Letztlich war das Engagement der Fachbereichsleiterin vergebens. Dass es das angemeldete Kontingent von 18,5 zusätzlichen Stellen nicht geben würde, dürfte Ridders von vornherein klar gewesen sein. Nach dem Willen des Ausschusses soll es nur ein Bruchteil davon werden: 4,5 zusätzliche Stellen.
Viel Verständnis, aber wenig Geld
Ginge es nach Klaus Kunold (WBL), wären Jugendamtschefin Stefanie Ridders und ihr Mitarbeiterteam vom Allgemeinen Sozialdienst (ASD) ihre Sorgen zumindest fürs Erste los. „Da werden Leistungen verlangt, die Sie mit dem jetzigen Personal nicht wuppen können“, bescheinigte Kunold der Fachbereichsleiterin nach deren „frustrierenden Schilderungen“ zur Personalsituation ihrer Abteilung in der von Wolfgang Börner (SPD) geleiteten Sitzung des Jugendhilfeausschusses. Hätte er das Geld, würde er es für die benötigten 18,5 Stellen sofort geben, versicherte Kunold.
Aber das hat der Düshorner Kreistagsabgeordnete natürlich nicht und auch der Haushalt des Heidekreises gibt das mit seinem Millionendefizit nicht her. Deshalb muss sich das Jugendamt mit 4,5 zusätzlichen Stellen bescheiden. Diese Beschlussempfehlung gab der Ausschuss nach längerer Aussprache mit 5:3 Stimmen, darunter auch Kunolds, dem Kreisausschuss, der am 5. Dezember das letzte Wort hat.

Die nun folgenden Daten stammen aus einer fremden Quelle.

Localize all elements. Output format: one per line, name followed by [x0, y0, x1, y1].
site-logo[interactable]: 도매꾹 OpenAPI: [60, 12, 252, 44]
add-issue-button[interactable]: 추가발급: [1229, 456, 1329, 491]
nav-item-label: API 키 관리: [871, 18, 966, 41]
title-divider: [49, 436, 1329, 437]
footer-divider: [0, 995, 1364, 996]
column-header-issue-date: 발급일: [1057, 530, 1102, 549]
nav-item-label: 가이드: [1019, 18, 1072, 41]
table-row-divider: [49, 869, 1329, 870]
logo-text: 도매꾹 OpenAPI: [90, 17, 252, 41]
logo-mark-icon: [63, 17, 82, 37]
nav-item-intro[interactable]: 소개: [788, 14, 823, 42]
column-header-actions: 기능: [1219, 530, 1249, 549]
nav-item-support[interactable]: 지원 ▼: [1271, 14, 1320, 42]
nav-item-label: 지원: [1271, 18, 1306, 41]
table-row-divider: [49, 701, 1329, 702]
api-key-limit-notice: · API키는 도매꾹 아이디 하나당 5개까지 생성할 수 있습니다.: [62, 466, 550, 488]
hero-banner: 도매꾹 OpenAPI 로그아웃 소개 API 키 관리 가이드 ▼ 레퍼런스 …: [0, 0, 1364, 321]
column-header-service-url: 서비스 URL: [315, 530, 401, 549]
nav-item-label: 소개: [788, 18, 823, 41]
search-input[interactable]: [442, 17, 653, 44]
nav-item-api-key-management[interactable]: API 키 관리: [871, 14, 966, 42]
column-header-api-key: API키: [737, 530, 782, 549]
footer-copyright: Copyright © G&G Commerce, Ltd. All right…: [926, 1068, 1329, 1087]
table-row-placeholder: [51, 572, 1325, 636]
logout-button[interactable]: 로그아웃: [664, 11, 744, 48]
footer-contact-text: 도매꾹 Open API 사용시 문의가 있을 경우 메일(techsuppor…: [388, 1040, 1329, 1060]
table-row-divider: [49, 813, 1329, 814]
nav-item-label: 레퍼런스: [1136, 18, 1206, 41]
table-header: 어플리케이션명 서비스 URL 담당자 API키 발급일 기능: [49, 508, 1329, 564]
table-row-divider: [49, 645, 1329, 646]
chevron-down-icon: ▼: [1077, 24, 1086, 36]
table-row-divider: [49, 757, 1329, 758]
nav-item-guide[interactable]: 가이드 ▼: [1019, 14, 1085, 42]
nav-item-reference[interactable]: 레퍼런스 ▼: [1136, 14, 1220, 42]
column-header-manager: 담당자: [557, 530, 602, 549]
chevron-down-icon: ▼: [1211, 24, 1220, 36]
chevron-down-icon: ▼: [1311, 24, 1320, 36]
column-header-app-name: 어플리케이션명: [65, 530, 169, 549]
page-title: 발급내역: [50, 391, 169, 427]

Der von Hans Jürgen Thömen vorgetragene SPD-Kompromissvorschlag mit neun zusätzlichen Stellen, kam nicht zur Abstimmung.
Jugendamt braucht eigentlich mehr
Stellen Einig waren sich alle Teilnehmer der Sitzung, dass weiteres Personal über die viereinhalb Stellen hinaus für das Jugendamt erforderlich wäre. Genauso unstrittig war aber auch, dass die finanziellen Möglichkeiten es nicht hergeben, den Bedarf zu decken. Und so forderte Ausschussvorsitzender Börner nach dem teilweise emotional gefärbten Vortrag, „zurück zur Sachlichkeit zu kommen“.
Bei der Frage des CDU-Kreistagsabgeordneten David Dinges, wie die Jugendhilfe des Heidekreises gegenüber anderen Landkreisen dastehe, musste Ridders passen: „Da gibt es keine Vergleichswerte.“
Auch intern, etwa durch Mitarbeiterumsetzungen innerhalb der Kreisverwaltung, sei das Personalproblem des Jugendamtes nicht zu lösen, machte Erster Kreisrat Oliver Schulze in seiner Antwort auf eine weitere Frage Kunolds deutlich. Denn zum einen gebe es keinen Personalüberhang, sondern im Gegenteil Anforderungen in anderen Abteilungen. Zudem brächte kaum jemand die für diese Aufgabe erforderliche Qualifikation mit. Eine interne Ausschreibung habe nichts gebracht, bestätigte Jugendamtsmitarbeiter Tobias Kunz die Darstellung des stellvertretenden Verwaltungschefs.
Nach der ersten Lesung im Kreisausschuss weist der Ergebnishaushalt für den Fachbereich 06 Kinder, Jugendliche und Familie einen Zuschussbedarf von 35,8 Millionen Euro aus. Gegenüber dem ursprünglichen Entwurf ist das laut Kunz eine Verbesserung um 4,3 Millionen Euro.